Görsel algı yeteneğinin geliştirilmesi, çocuğun yaş grubuna göre programlanacak bir sanat eğitimi ile mümkün olabilir. Bu eğitim, çocuğun kendi yaş grupları ve yetişkinler ile sosyal bağların gelişimini de kuvvetlendirir. Çocuk, gördüklerini kolaylıkla anlamlandırabilecek, arkadaşları arasında fark yaratan özgün üretim ve çözümler geliştirebilecek ve dolayısıyla özgüvenli bir birey olma yolunda sağlam adımlarla ilerler.

Haberin Devamı

PROF. DR. AYBİGE DEMİRCİ ŞENKAL KİMDİR?

Prof. Dr. Aybige Demirci Şenkal, 1977 yılında Ankara’da doğdu. Süleyman Demirel Üniversitesi Güzel Sanatlar Fakültesi Grafik bölümünden 2001 yılında mezun oldu.
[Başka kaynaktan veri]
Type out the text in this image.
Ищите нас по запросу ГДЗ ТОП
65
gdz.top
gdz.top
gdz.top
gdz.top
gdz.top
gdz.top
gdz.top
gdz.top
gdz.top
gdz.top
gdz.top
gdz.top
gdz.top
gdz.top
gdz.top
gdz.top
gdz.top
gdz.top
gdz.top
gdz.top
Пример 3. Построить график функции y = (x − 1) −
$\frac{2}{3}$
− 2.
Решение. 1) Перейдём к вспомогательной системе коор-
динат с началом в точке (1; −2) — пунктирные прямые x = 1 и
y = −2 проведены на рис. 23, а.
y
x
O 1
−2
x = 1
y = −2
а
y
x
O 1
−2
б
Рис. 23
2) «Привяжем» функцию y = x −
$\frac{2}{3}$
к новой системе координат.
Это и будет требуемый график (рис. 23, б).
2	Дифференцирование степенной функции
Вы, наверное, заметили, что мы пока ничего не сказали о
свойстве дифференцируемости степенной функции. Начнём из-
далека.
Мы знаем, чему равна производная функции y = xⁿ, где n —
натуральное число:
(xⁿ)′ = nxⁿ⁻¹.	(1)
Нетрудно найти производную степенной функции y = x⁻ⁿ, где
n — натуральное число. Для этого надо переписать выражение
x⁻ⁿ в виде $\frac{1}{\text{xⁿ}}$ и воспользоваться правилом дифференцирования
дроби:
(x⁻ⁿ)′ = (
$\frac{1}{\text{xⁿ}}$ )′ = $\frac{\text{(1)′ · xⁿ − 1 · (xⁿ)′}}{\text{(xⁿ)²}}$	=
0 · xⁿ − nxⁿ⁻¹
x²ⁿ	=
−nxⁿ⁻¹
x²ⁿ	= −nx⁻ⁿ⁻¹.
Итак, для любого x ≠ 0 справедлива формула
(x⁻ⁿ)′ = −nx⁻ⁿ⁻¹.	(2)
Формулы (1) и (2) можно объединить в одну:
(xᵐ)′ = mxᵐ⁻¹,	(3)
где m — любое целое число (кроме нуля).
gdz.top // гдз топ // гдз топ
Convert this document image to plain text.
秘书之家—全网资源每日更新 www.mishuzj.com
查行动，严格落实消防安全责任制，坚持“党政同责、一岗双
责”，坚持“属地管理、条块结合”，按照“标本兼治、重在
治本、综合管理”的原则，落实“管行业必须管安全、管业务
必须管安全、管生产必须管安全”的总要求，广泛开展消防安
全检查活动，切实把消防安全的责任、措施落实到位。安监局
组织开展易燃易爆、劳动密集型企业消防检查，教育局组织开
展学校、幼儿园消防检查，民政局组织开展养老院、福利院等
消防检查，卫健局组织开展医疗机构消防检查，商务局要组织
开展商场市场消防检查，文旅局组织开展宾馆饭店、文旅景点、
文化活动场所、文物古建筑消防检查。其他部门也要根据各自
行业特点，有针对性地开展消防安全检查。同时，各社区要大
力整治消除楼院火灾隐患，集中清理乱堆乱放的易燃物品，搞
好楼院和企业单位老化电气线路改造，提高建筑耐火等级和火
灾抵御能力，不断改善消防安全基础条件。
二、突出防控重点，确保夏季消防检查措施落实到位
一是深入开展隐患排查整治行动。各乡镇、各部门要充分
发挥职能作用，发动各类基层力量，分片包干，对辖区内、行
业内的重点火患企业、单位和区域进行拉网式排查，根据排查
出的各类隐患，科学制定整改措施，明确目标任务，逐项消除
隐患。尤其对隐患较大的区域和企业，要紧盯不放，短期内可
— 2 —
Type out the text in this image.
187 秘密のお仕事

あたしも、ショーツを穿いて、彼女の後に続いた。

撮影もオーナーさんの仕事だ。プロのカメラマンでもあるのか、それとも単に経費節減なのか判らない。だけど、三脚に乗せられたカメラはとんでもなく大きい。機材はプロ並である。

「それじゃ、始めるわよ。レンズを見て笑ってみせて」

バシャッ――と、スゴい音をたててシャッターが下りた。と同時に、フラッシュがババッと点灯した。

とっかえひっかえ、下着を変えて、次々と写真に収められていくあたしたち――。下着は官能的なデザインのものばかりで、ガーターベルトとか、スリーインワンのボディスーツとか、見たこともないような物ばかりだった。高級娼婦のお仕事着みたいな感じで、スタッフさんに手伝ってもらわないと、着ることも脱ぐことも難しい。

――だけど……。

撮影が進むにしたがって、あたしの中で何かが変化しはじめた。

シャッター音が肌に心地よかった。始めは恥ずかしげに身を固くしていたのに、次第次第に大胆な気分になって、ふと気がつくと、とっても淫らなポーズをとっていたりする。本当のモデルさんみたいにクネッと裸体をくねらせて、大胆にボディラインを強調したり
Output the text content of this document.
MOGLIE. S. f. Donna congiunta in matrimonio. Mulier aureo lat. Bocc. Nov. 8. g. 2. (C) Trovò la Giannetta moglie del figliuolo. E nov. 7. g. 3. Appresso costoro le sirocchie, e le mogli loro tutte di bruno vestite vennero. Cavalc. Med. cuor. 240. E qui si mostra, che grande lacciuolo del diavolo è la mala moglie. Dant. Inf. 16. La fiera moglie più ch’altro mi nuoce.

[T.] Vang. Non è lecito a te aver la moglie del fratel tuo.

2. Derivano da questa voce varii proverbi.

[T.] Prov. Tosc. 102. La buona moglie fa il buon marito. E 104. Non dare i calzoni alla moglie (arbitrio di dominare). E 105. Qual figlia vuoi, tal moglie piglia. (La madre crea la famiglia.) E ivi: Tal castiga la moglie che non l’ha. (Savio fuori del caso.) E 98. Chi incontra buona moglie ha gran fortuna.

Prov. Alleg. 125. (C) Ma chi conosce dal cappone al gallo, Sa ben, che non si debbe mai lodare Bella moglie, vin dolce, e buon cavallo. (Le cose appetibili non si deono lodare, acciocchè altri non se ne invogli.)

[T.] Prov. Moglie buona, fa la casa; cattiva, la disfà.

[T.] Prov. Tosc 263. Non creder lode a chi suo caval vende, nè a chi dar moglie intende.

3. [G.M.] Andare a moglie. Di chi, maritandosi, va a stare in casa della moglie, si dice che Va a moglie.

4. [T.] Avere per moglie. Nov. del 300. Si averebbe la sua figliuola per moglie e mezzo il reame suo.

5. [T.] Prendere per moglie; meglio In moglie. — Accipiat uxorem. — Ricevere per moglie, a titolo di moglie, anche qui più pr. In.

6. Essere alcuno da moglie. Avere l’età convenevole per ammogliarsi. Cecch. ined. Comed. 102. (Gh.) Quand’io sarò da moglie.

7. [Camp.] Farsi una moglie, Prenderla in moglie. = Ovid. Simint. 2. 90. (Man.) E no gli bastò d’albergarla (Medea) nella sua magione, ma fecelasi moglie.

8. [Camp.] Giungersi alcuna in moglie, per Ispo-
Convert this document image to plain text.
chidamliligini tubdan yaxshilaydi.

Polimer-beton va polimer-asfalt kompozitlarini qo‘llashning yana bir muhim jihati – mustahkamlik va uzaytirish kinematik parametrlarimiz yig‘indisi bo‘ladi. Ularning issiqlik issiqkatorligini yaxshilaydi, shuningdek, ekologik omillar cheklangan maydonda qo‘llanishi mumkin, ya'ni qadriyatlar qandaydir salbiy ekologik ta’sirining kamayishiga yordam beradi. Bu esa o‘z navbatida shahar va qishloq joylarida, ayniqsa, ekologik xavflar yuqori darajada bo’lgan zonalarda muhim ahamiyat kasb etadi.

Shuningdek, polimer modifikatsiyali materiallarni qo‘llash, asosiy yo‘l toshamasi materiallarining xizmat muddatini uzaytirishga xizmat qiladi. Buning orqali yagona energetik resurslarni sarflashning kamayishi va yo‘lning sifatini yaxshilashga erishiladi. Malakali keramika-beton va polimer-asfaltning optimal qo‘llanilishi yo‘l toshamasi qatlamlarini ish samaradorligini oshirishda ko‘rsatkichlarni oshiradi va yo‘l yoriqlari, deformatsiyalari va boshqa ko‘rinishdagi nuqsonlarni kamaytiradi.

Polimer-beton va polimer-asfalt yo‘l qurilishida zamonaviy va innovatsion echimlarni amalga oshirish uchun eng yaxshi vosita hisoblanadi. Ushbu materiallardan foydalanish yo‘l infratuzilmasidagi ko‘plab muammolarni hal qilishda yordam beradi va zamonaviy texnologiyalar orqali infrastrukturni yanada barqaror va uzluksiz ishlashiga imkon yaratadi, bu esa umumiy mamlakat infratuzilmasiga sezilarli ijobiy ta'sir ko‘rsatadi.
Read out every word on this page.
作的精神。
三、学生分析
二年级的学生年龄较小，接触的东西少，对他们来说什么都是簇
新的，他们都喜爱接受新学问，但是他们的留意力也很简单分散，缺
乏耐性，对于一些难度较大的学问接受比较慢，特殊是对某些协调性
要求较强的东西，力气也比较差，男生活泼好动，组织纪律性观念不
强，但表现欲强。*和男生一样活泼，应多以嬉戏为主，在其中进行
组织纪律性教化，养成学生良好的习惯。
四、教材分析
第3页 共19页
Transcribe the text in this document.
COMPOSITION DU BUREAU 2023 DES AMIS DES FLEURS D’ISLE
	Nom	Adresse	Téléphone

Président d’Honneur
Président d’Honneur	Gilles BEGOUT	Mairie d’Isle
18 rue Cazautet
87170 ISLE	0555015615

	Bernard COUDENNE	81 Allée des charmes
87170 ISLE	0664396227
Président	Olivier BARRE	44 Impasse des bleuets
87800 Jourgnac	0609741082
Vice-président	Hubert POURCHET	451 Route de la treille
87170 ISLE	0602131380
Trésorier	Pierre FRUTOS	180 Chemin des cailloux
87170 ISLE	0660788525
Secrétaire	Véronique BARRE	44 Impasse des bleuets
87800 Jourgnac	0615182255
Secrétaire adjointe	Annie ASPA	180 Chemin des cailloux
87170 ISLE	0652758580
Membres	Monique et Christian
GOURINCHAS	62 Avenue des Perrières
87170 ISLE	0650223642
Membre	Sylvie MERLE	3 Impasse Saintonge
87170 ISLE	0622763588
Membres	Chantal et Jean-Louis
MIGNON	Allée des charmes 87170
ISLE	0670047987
Gazi Üniversitesi Endüstriyel Sanatlar Eğitim Fakültesi Endüstriyel Teknoloji Eğitimi Bölümü’nde, 2003 yılında araştırma görevlisi olarak göreve başladı. Gazi Üniversitesi Eğitim Bilimleri Enstitüsü Grafik Eğitimi yüksek lisansını 2004 yılında tamamladı. 2005 yılında “Improving Achievement And Quality İn Technology Education-Training Through New Methods and ICT; adlı Leonardo Da Vinci Hareketlilik Projesi kapsamında İspanya’da bulundu. Gazi üniversitesi, Eğitim Bilimleri Enstitüsü, Güzel Sanatlar Eğitimi ana bilim dalı, Resim–İş Öğretmenliği bilim dalında, 2010 yılında, eğitimini tamamlayarak doktor ünvanı aldı. Gazi Üniversitesi Endüstriyel Sanatlar Eğitim Fakültesi’nde öğretim görevlisi kadrosuna atandı. Endüstriyel Sanatlar Eğitim Fakültesi’nin kapatılması nedeniyle Gazi Üniversitesi Sanat ve Tasarım Fakültesi’nde görevlendirildi. Kadrosunun Gazi Üniversitesi Teknik Bilimler Meslek Yüksekokulu Tasarım Bölümü’ne aktarılmasının ardından 2018 yılında doçentlik unvanı alarak Ankara Müzik ve Güzel Sanatlar Üniversitesi, Müzik ve Güzel Sanatlar Fakültesi, Görsel Sanatlar Eğitimi Bölümü’ne 2019 yılında doçent olarak atandı. 2024 yılında profesör olan Demirci Şenkal, halen Ankara Müzik ve Güzel Sanatlar Üniversitesi Müzik ve Güzel Sanatlar Fakültesi Görsel Sanatlar Eğitimi Bölümü’nde görevini sürdürüyorr. Demirci Şenkal, ulusal ve uluslararası olmak üzere çok sayıda sergiye katıldı.

BAKMADAN GEÇME!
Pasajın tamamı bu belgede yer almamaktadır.